A carpe diem theme runs through Richard Wilbur's poem, which relies heavily on imagery that appeals to all five senses.
“A Late Aubade” consists of seven quatrains, each with the rime scheme ABBA. The speaker addresses a woman, trying to persuade her to remain in bed instead of getting up and going about her regular activities.
First Quatrain: “You could be sitting now in a carrel”
In the first quatrain, the speaker muses about what the woman could be doing: she could be studying some old manuscript at the library, or she could go shopping.

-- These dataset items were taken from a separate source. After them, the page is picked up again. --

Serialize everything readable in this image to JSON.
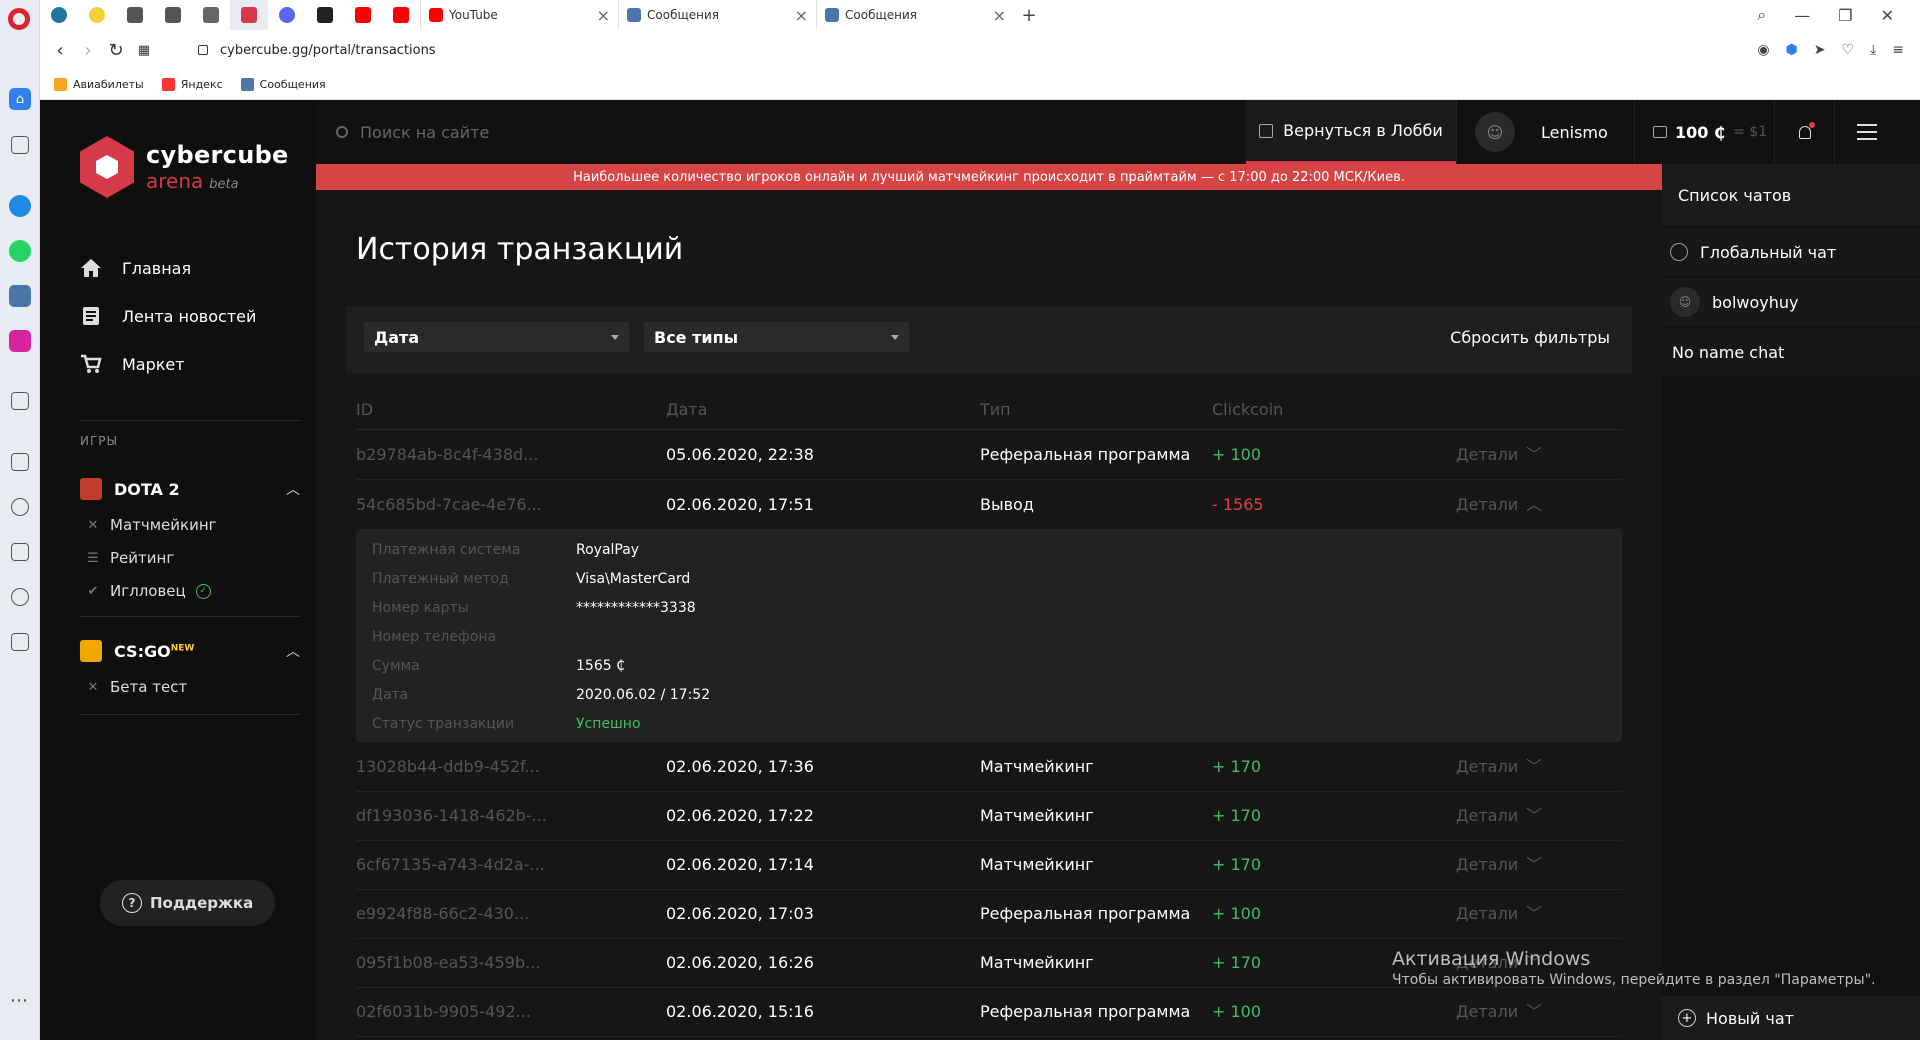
{
  "browser": {
    "tabs": [
      {
        "title": "YouTube",
        "fav_color": "#ff0000"
      },
      {
        "title": "Сообщения",
        "fav_color": "#4a76a8"
      },
      {
        "title": "Сообщения",
        "fav_color": "#4a76a8"
      }
    ],
    "new_tab": "+",
    "url": "cybercube.gg/portal/transactions",
    "bookmarks": [
      {
        "label": "Авиабилеты",
        "color": "#f5a623"
      },
      {
        "label": "Яндекс",
        "color": "#ff3333"
      },
      {
        "label": "Сообщения",
        "color": "#4a76a8"
      }
    ]
  },
  "brand": {
    "name": "cybercube",
    "sub": "arena",
    "tag": "beta",
    "color": "#d63a48"
  },
  "nav": [
    {
      "label": "Главная",
      "icon": "home-icon"
    },
    {
      "label": "Лента новостей",
      "icon": "news-icon"
    },
    {
      "label": "Маркет",
      "icon": "cart-icon"
    }
  ],
  "games_label": "ИГРЫ",
  "games": [
    {
      "name": "DOTA 2",
      "color": "#c23c2a",
      "items": [
        "Матчмейкинг",
        "Рейтинг",
        "Иглловец"
      ]
    },
    {
      "name": "CS:GO",
      "badge": "NEW",
      "color": "#f0a800",
      "items": [
        "Бета тест"
      ]
    }
  ],
  "support": "Поддержка",
  "header": {
    "search_placeholder": "Поиск на сайте",
    "lobby": "Вернуться в Лобби",
    "username": "Lenismo",
    "balance": "100 ₵",
    "balance_usd": "= $1"
  },
  "banner": "Наибольшее количество игроков онлайн и лучший матчмейкинг происходит в праймтайм — с 17:00 до 22:00 МСК/Киев.",
  "page_title": "История транзакций",
  "filters": {
    "date": "Дата",
    "type": "Все типы",
    "reset": "Сбросить фильтры"
  },
  "columns": {
    "id": "ID",
    "date": "Дата",
    "type": "Тип",
    "coin": "Clickcoin"
  },
  "details_label": "Детали",
  "rows": [
    {
      "id": "b29784ab-8c4f-438d...",
      "date": "05.06.2020, 22:38",
      "type": "Реферальная программа",
      "amount": "+ 100",
      "sign": "pos"
    },
    {
      "id": "54c685bd-7cae-4e76...",
      "date": "02.06.2020, 17:51",
      "type": "Вывод",
      "amount": "- 1565",
      "sign": "neg",
      "expanded": true
    },
    {
      "id": "13028b44-ddb9-452f...",
      "date": "02.06.2020, 17:36",
      "type": "Матчмейкинг",
      "amount": "+ 170",
      "sign": "pos"
    },
    {
      "id": "df193036-1418-462b-...",
      "date": "02.06.2020, 17:22",
      "type": "Матчмейкинг",
      "amount": "+ 170",
      "sign": "pos"
    },
    {
      "id": "6cf67135-a743-4d2a-...",
      "date": "02.06.2020, 17:14",
      "type": "Матчмейкинг",
      "amount": "+ 170",
      "sign": "pos"
    },
    {
      "id": "e9924f88-66c2-430...",
      "date": "02.06.2020, 17:03",
      "type": "Реферальная программа",
      "amount": "+ 100",
      "sign": "pos"
    },
    {
      "id": "095f1b08-ea53-459b...",
      "date": "02.06.2020, 16:26",
      "type": "Матчмейкинг",
      "amount": "+ 170",
      "sign": "pos"
    },
    {
      "id": "02f6031b-9905-492...",
      "date": "02.06.2020, 15:16",
      "type": "Реферальная программа",
      "amount": "+ 100",
      "sign": "pos"
    }
  ],
  "expanded_details": [
    {
      "k": "Платежная система",
      "v": "RoyalPay"
    },
    {
      "k": "Платежный метод",
      "v": "Visa\\MasterCard"
    },
    {
      "k": "Номер карты",
      "v": "************3338"
    },
    {
      "k": "Номер телефона",
      "v": ""
    },
    {
      "k": "Сумма",
      "v": "1565 ₵"
    },
    {
      "k": "Дата",
      "v": "2020.06.02 / 17:52"
    },
    {
      "k": "Статус транзакции",
      "v": "Успешно",
      "status": true
    }
  ],
  "chat": {
    "title": "Список чатов",
    "items": [
      {
        "label": "Глобальный чат",
        "icon": "globe-icon"
      },
      {
        "label": "bolwoyhuy",
        "icon": "avatar"
      },
      {
        "label": "No name chat",
        "icon": ""
      }
    ],
    "new_chat": "Новый чат"
  },
  "windows_activation": {
    "title": "Активация Windows",
    "text": "Чтобы активировать Windows, перейдите в раздел \"Параметры\"."
  }
}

The speaker continues to mention things his bedmate could be doing: she could be planting flowers or having lunch with friend.
Continuing to speculate on what the woman could be doing—training a dog or listening to a lecture—the speaker then asks a leading question: “Isn't this better?”
In the fourth quatrain, the speaker makes his pitch that all of those things previously mentioned are a waste of time. And he insists that he knows her well enough to realize these things are not what she most enjoys.
He tries to convince her that by remaining in bed with him, she is saving time instead of wasting it, because he is sure that she “had rather lie in bed and kiss / Than anything.”
In the sixth quatrain, the woman finally speaks. She tells the speaker that it is noon. Here they are in bed at noon, and she finally decides that she should get up and go about her daily activities. But the speaker just bushes off the notion that noon is so late.
He just casually remarks that well, if it is noon, then all I can say is time flies, and then he alludes to Kerrick’s line, “Gather ye rose-buds while ye may” in his poem, “To the Virgins.” But finally seems to concede that she must go.
However, even after seemingly conceding that she must go, he tells her to “[w]ait for a while” and then to go downstairs and bring them up something to eat. It is lunch time, and he no doubt feels that well, we have to eat, and then you can go.
The poem contains visual imagery: “liver-spotted page,” “raucous bed of salvia”; auditory imagery: “a screed of someone's loves,” “a bleak / Lecture on Schoenberg's serial technique”; tactile imagery: “lie in bed and kiss”; olfactory and gustatory imagery: “chilled white wine, / And some blue cheese, and crackers, and some fine / Ruddy-skinned pears.”